PseudoUridine (abbreviated by Ψ) or 5-ribosyluracil, is an isomer of uridine (U), and unlike uracil in uridine, which is linked to ribose by a carbon-nitrogen bond (C1-N1), uridine and ribose of Ψ are linked by a carbon-carbon bond (C1-C5). Uracil and ribose are connected by a C1-C5 bond in Ψ, so its structure is more flexible and has an additional site for hydrogen bonding than uridine, and the overlap effect in RNA is higher than that of uridine. Ψ was first discovered as early as 1951. It is well known that Ψ is the most common modification in cellular RNA and is found in all domains of organisms. Therefore, Ψ is known as the "fifth nucleoside" in addition to A, U, C and G.

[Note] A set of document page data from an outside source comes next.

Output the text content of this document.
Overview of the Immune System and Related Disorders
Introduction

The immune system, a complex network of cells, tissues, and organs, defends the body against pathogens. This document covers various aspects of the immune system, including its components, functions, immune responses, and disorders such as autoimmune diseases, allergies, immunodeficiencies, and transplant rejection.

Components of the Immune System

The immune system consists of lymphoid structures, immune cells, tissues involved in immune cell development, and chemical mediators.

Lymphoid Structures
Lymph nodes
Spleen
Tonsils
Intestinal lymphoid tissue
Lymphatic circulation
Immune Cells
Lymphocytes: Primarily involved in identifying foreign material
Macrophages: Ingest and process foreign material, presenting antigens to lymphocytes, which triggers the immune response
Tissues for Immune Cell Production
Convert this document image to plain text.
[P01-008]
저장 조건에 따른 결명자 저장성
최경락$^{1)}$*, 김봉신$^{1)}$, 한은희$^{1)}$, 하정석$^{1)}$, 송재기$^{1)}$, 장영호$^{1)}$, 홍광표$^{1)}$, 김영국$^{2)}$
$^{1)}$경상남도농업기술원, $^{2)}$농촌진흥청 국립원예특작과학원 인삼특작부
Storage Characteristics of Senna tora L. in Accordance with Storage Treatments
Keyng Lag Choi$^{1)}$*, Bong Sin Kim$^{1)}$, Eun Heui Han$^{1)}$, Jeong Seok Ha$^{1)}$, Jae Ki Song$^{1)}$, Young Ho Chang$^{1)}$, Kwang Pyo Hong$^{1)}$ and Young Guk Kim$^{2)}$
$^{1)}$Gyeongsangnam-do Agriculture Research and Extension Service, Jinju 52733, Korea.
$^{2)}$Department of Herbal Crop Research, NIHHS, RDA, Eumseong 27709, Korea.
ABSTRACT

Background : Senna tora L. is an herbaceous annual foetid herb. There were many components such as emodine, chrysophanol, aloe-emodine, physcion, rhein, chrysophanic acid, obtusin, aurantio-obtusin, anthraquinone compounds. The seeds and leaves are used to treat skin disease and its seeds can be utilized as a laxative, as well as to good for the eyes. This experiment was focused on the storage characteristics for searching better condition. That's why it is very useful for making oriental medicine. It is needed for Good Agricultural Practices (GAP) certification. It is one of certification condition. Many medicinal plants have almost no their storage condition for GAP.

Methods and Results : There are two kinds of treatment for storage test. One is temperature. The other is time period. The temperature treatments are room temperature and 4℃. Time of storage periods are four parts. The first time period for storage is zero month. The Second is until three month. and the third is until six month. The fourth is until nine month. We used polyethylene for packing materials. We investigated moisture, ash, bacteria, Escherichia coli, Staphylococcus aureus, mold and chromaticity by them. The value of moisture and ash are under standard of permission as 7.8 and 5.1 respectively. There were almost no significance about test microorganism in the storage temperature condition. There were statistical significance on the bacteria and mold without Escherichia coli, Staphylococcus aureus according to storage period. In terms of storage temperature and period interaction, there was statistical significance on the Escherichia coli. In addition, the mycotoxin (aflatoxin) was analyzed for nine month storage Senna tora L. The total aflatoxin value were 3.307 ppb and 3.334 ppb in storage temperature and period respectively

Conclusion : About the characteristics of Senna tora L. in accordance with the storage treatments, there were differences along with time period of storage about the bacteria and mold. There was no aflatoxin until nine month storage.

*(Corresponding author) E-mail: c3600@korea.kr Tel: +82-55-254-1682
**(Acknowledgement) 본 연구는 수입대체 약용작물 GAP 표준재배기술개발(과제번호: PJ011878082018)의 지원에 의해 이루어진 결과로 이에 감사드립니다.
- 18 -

As the most abundant modification of RNA, PseudoUridine may affect the structure, function, location and half-life of RNAs. PseudoUridine modifications have been found in transfer RNA (tRNA), ribosomal RNA (rRNA), small nuclear RNA (snRNA), and have important roles for these abundant non-coding RNAs (ncRNAs). For instance, PseudoUridine in rRNA contributes to rRNA processing and protein synthesis, PseudoUridine in tRNA is critical for local structure and decoding, and PseudoUridine in snRNA affects snRNP splicing that facilitates the cleavage of precursor mRNA by spliceosomes. Because widespread pseudouridylation events have been identified in the transcriptome of yeast, mice and humans, further studies have found PseudoUridine modified RNA species such as messenger RNA (mRNA). It is worth noting that the function of PseudoUridine in mRNA remains to be discovered, but some studies suggested that PseudoUridine in the stop codon may cause translation readthrough. PseudoUridine may also be used by cells as a symbol to recognize their own versus foreign RNAs, for example, innate immune proteins such as RIG-I and protein kinase R could recognize viral RNAs that do not contain PseudoUridine, leading to initiation of an immune response.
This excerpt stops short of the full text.